The episode Heaven Sent (episode 11 of the 35th series of Doctor Who) was brilliant in its creepiness. There was the slow plodding monster that always caught up to the Doctor (82 minutes was as much of a lead as he could get on the thing if he ran from one side of the castle to the other). In order to open up new corridors, he needed to confess to the monster something deeply personal, which then caused everything to move as it does in Hogwarts.
Eventually, he'd find himself at room 12 which had some kind of wall harder than diamond and many feet thick (covering the way out which consequently led to Gallifrey--the doctor's home world which he kind of/sort of destroyed). He could hammer at it with his fists and make a small chip here and there like a bird pecking at a diamond. Then his greatest fear would catch him and...dying...the doctor would crawl back to a room where he would fry his own brain with an electrical charge to force a version of himself stuck in the hard drive of a computer to be born so he could start over again (have you guys ever seen the movie "The Prestige"? It's like that). After several billion years of doing this and repeatedly chipping at the wall, he finally breaks through to find Gallifrey. At least, that's what I got from it.

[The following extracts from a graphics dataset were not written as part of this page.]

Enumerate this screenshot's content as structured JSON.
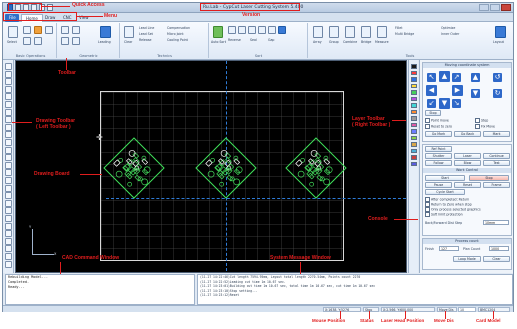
{
  "window": {
    "title": "Ru.Lab - CypCut Laser Cutting System 5.400",
    "accent": "#2f6fc7"
  },
  "menu": {
    "tabs": [
      "File",
      "Home",
      "Draw",
      "CNC",
      "View"
    ]
  },
  "ribbon": {
    "groups": [
      "Basic Operations",
      "Geometric",
      "Technics",
      "Sort",
      "Tools"
    ],
    "mini": [
      "Lead Line",
      "Compensation",
      "Micro Joint",
      "Cooling Point",
      "Lead Set",
      "Release",
      "Reverse",
      "Seal",
      "Gap",
      "Fillet",
      "Multi Bridge",
      "Optimize",
      "Inner Outer"
    ],
    "icon_labels": [
      "Select",
      "Leading",
      "Clear",
      "Auto Sort",
      "Array",
      "Group",
      "Combine",
      "Bridge",
      "Measure",
      "Layout"
    ]
  },
  "board": {
    "axis_x": "X",
    "axis_y": "Y"
  },
  "console": {
    "section1_title": "Moving coordinate system",
    "stop_label": "Stop",
    "checks": [
      "Point move",
      "Step",
      "Reset to zero",
      "Fix Move"
    ],
    "buttons": [
      "Go Mark",
      "Go Back",
      "Mark",
      "Ref Point",
      "Shutter",
      "Laser",
      "Continue",
      "Follow",
      "Blow",
      "Test",
      "Cycle Start",
      "Pause",
      "Reset",
      "Frame"
    ],
    "section2_title": "Work Control",
    "run_label": "Start",
    "options": [
      "After completed: Return",
      "Return to Zero when stop",
      "Only process selected graphics",
      "Soft limit protection"
    ],
    "mode_label": "Back/Forward Dist Step",
    "mode_value": "10mm",
    "section3_title": "Process count",
    "count_label": "Finish",
    "count_value": "127",
    "plan_label": "Plan Count",
    "plan_value": "1000",
    "count_buttons": [
      "Loop Mode",
      "Clear"
    ]
  },
  "command_window": {
    "lines": [
      "Rebuilding Model...",
      "Completed.",
      "Ready..."
    ]
  },
  "message_window": {
    "lines": [
      "(11-27 14:22:46)Cut length 7594.95mm, Layout total length 2270.54mm, Points count 2270",
      "(11-27 14:22:52)Leading cut time 1m 10.67 sec.",
      "(11-27 14:23:01)Building cut time 1m 10.67 sec, total time 1m 10.67 sec, cut time 1m 10.67 sec",
      "(11-27 14:23:10)Stop setting...",
      "(11-27 14:23:12)Reset"
    ]
  },
  "status": {
    "mouse_position": "X:1638, Y:5276",
    "status_text": "Stop",
    "laser_head_position": "X:2.566, Y:600.000",
    "move_dis": "Move Dis",
    "move_dis_value": "10",
    "card_model": "BMC1204"
  },
  "annotations": {
    "quick_access": "Quick Access",
    "version": "Version",
    "menu": "Menu",
    "toolbar": "Toolbar",
    "drawing_toolbar_1": "Drawing Toolbar",
    "drawing_toolbar_2": "( Left Toolbar )",
    "drawing_board": "Drawing Board",
    "layer_toolbar_1": "Layer Toolbar",
    "layer_toolbar_2": "( Right Toolbar )",
    "console": "Console",
    "cad_command": "CAD Command Window",
    "system_message": "System Message Window",
    "mouse_position": "Mouse Position",
    "status": "Status",
    "laser_head_position": "Laser Head Position",
    "move_dis": "Move Dis",
    "card_model": "Card Model"
  },
  "layer_colors": [
    "#1b1b1b",
    "#ff3b3b",
    "#2f6fe0",
    "#ffd93b",
    "#44d05a",
    "#b74be0",
    "#43d6d6",
    "#ff8a2e",
    "#9a9a9a",
    "#e05aa6",
    "#6b7cff",
    "#8bd34a",
    "#d8a64a",
    "#4ab0d8",
    "#c94040",
    "#5c5ce0"
  ]
}
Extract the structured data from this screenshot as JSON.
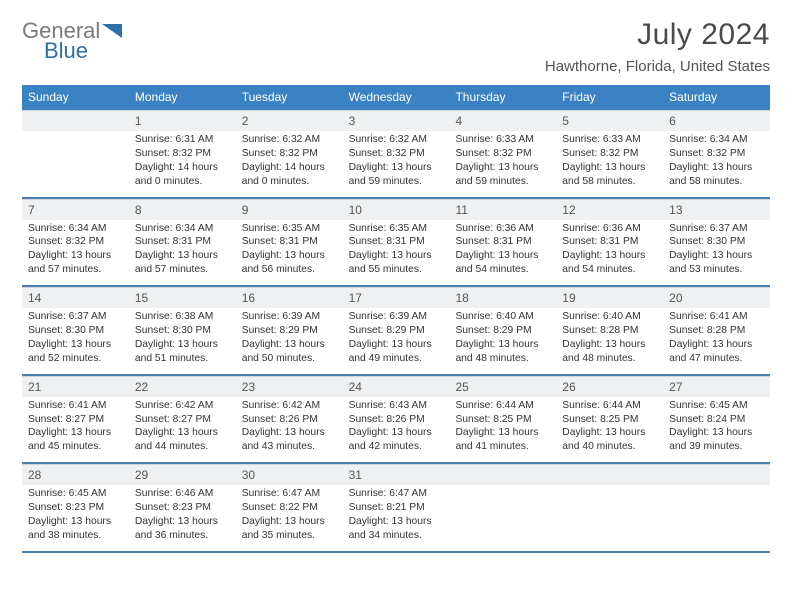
{
  "logo": {
    "text_general": "General",
    "text_blue": "Blue",
    "gray_color": "#7a7a7a",
    "blue_color": "#2f6fa8"
  },
  "header": {
    "month_title": "July 2024",
    "location": "Hawthorne, Florida, United States"
  },
  "colors": {
    "header_bg": "#3b82c4",
    "header_text": "#ffffff",
    "daynum_bg": "#eef0f1",
    "week_divider": "#4a7fb0",
    "text": "#333333"
  },
  "typography": {
    "title_fontsize": 30,
    "location_fontsize": 15,
    "dayheader_fontsize": 12,
    "cell_fontsize": 10.3
  },
  "day_headers": [
    "Sunday",
    "Monday",
    "Tuesday",
    "Wednesday",
    "Thursday",
    "Friday",
    "Saturday"
  ],
  "weeks": [
    {
      "nums": [
        "",
        "1",
        "2",
        "3",
        "4",
        "5",
        "6"
      ],
      "info": [
        {
          "sunrise": "",
          "sunset": "",
          "daylight": ""
        },
        {
          "sunrise": "Sunrise: 6:31 AM",
          "sunset": "Sunset: 8:32 PM",
          "daylight": "Daylight: 14 hours and 0 minutes."
        },
        {
          "sunrise": "Sunrise: 6:32 AM",
          "sunset": "Sunset: 8:32 PM",
          "daylight": "Daylight: 14 hours and 0 minutes."
        },
        {
          "sunrise": "Sunrise: 6:32 AM",
          "sunset": "Sunset: 8:32 PM",
          "daylight": "Daylight: 13 hours and 59 minutes."
        },
        {
          "sunrise": "Sunrise: 6:33 AM",
          "sunset": "Sunset: 8:32 PM",
          "daylight": "Daylight: 13 hours and 59 minutes."
        },
        {
          "sunrise": "Sunrise: 6:33 AM",
          "sunset": "Sunset: 8:32 PM",
          "daylight": "Daylight: 13 hours and 58 minutes."
        },
        {
          "sunrise": "Sunrise: 6:34 AM",
          "sunset": "Sunset: 8:32 PM",
          "daylight": "Daylight: 13 hours and 58 minutes."
        }
      ]
    },
    {
      "nums": [
        "7",
        "8",
        "9",
        "10",
        "11",
        "12",
        "13"
      ],
      "info": [
        {
          "sunrise": "Sunrise: 6:34 AM",
          "sunset": "Sunset: 8:32 PM",
          "daylight": "Daylight: 13 hours and 57 minutes."
        },
        {
          "sunrise": "Sunrise: 6:34 AM",
          "sunset": "Sunset: 8:31 PM",
          "daylight": "Daylight: 13 hours and 57 minutes."
        },
        {
          "sunrise": "Sunrise: 6:35 AM",
          "sunset": "Sunset: 8:31 PM",
          "daylight": "Daylight: 13 hours and 56 minutes."
        },
        {
          "sunrise": "Sunrise: 6:35 AM",
          "sunset": "Sunset: 8:31 PM",
          "daylight": "Daylight: 13 hours and 55 minutes."
        },
        {
          "sunrise": "Sunrise: 6:36 AM",
          "sunset": "Sunset: 8:31 PM",
          "daylight": "Daylight: 13 hours and 54 minutes."
        },
        {
          "sunrise": "Sunrise: 6:36 AM",
          "sunset": "Sunset: 8:31 PM",
          "daylight": "Daylight: 13 hours and 54 minutes."
        },
        {
          "sunrise": "Sunrise: 6:37 AM",
          "sunset": "Sunset: 8:30 PM",
          "daylight": "Daylight: 13 hours and 53 minutes."
        }
      ]
    },
    {
      "nums": [
        "14",
        "15",
        "16",
        "17",
        "18",
        "19",
        "20"
      ],
      "info": [
        {
          "sunrise": "Sunrise: 6:37 AM",
          "sunset": "Sunset: 8:30 PM",
          "daylight": "Daylight: 13 hours and 52 minutes."
        },
        {
          "sunrise": "Sunrise: 6:38 AM",
          "sunset": "Sunset: 8:30 PM",
          "daylight": "Daylight: 13 hours and 51 minutes."
        },
        {
          "sunrise": "Sunrise: 6:39 AM",
          "sunset": "Sunset: 8:29 PM",
          "daylight": "Daylight: 13 hours and 50 minutes."
        },
        {
          "sunrise": "Sunrise: 6:39 AM",
          "sunset": "Sunset: 8:29 PM",
          "daylight": "Daylight: 13 hours and 49 minutes."
        },
        {
          "sunrise": "Sunrise: 6:40 AM",
          "sunset": "Sunset: 8:29 PM",
          "daylight": "Daylight: 13 hours and 48 minutes."
        },
        {
          "sunrise": "Sunrise: 6:40 AM",
          "sunset": "Sunset: 8:28 PM",
          "daylight": "Daylight: 13 hours and 48 minutes."
        },
        {
          "sunrise": "Sunrise: 6:41 AM",
          "sunset": "Sunset: 8:28 PM",
          "daylight": "Daylight: 13 hours and 47 minutes."
        }
      ]
    },
    {
      "nums": [
        "21",
        "22",
        "23",
        "24",
        "25",
        "26",
        "27"
      ],
      "info": [
        {
          "sunrise": "Sunrise: 6:41 AM",
          "sunset": "Sunset: 8:27 PM",
          "daylight": "Daylight: 13 hours and 45 minutes."
        },
        {
          "sunrise": "Sunrise: 6:42 AM",
          "sunset": "Sunset: 8:27 PM",
          "daylight": "Daylight: 13 hours and 44 minutes."
        },
        {
          "sunrise": "Sunrise: 6:42 AM",
          "sunset": "Sunset: 8:26 PM",
          "daylight": "Daylight: 13 hours and 43 minutes."
        },
        {
          "sunrise": "Sunrise: 6:43 AM",
          "sunset": "Sunset: 8:26 PM",
          "daylight": "Daylight: 13 hours and 42 minutes."
        },
        {
          "sunrise": "Sunrise: 6:44 AM",
          "sunset": "Sunset: 8:25 PM",
          "daylight": "Daylight: 13 hours and 41 minutes."
        },
        {
          "sunrise": "Sunrise: 6:44 AM",
          "sunset": "Sunset: 8:25 PM",
          "daylight": "Daylight: 13 hours and 40 minutes."
        },
        {
          "sunrise": "Sunrise: 6:45 AM",
          "sunset": "Sunset: 8:24 PM",
          "daylight": "Daylight: 13 hours and 39 minutes."
        }
      ]
    },
    {
      "nums": [
        "28",
        "29",
        "30",
        "31",
        "",
        "",
        ""
      ],
      "info": [
        {
          "sunrise": "Sunrise: 6:45 AM",
          "sunset": "Sunset: 8:23 PM",
          "daylight": "Daylight: 13 hours and 38 minutes."
        },
        {
          "sunrise": "Sunrise: 6:46 AM",
          "sunset": "Sunset: 8:23 PM",
          "daylight": "Daylight: 13 hours and 36 minutes."
        },
        {
          "sunrise": "Sunrise: 6:47 AM",
          "sunset": "Sunset: 8:22 PM",
          "daylight": "Daylight: 13 hours and 35 minutes."
        },
        {
          "sunrise": "Sunrise: 6:47 AM",
          "sunset": "Sunset: 8:21 PM",
          "daylight": "Daylight: 13 hours and 34 minutes."
        },
        {
          "sunrise": "",
          "sunset": "",
          "daylight": ""
        },
        {
          "sunrise": "",
          "sunset": "",
          "daylight": ""
        },
        {
          "sunrise": "",
          "sunset": "",
          "daylight": ""
        }
      ]
    }
  ]
}
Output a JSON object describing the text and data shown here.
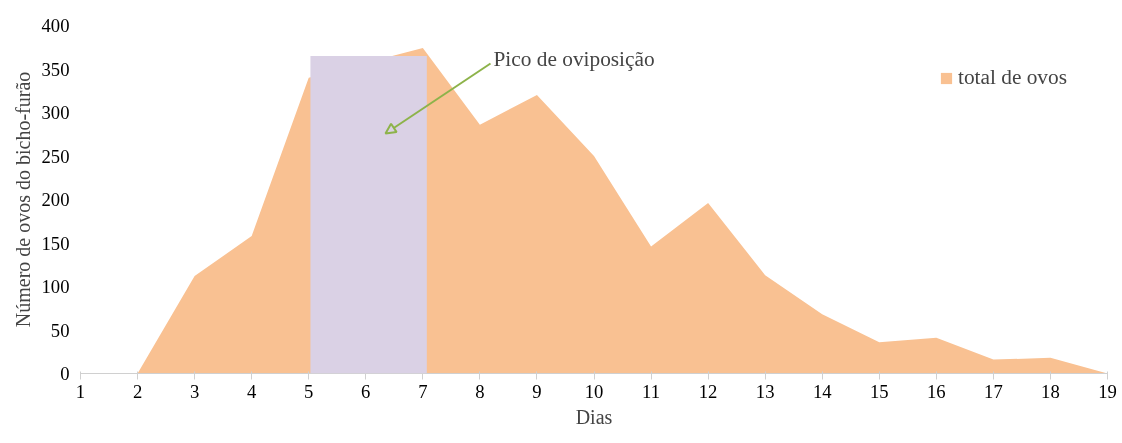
{
  "chart_data": {
    "type": "area",
    "xlabel": "Dias",
    "ylabel": "Número de ovos do bicho-furão",
    "x": [
      2,
      3,
      4,
      5,
      6,
      7,
      8,
      9,
      10,
      11,
      12,
      13,
      14,
      15,
      16,
      17,
      18,
      19
    ],
    "series": [
      {
        "name": "total de ovos",
        "color": "#f9c192",
        "values": [
          0,
          112,
          158,
          340,
          null,
          374,
          286,
          320,
          250,
          146,
          196,
          113,
          68,
          36,
          41,
          16,
          18,
          0
        ]
      }
    ],
    "xlim": [
      1,
      19
    ],
    "xticks": [
      1,
      2,
      3,
      4,
      5,
      6,
      7,
      8,
      9,
      10,
      11,
      12,
      13,
      14,
      15,
      16,
      17,
      18,
      19
    ],
    "ylim": [
      0,
      400
    ],
    "yticks": [
      0,
      50,
      100,
      150,
      200,
      250,
      300,
      350,
      400
    ],
    "bands": [
      {
        "axis": "x",
        "from": 5.03,
        "to": 7.07,
        "color": "#dad1e5"
      }
    ],
    "annotations": [
      "Pico de oviposição"
    ],
    "grid": false,
    "legend": "top right"
  }
}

The episode was as creepy as Doctor Who gets too. It effectively used lighting and the loneliness of being trapped in this shifting prison (not to mention the buzzing flies which heralded the approach of the monster) to convey fear. And when the mystery of thousands of skulls buried beneath the water was solved (they all belong to the Doctor and his billions of reincarnations) the true horror of this place set in. Basically, the Doctor was trapped in his own hell and just like the journey the narrator takes in Dante's Inferno, he had to pass through the portal in the ninth layer before he could begin the ascent to some kind of redemption.
Anyway, the great reveal at the end of the episode is another confession from the Doctor: that he's the Hybrid, and I've got to confess I'm not really sure what that all means in the lexicon of Doctor Who. Any readers care to explain it to me? I'd be interested to know. This series continuously pushes the envelope of what I think I understand.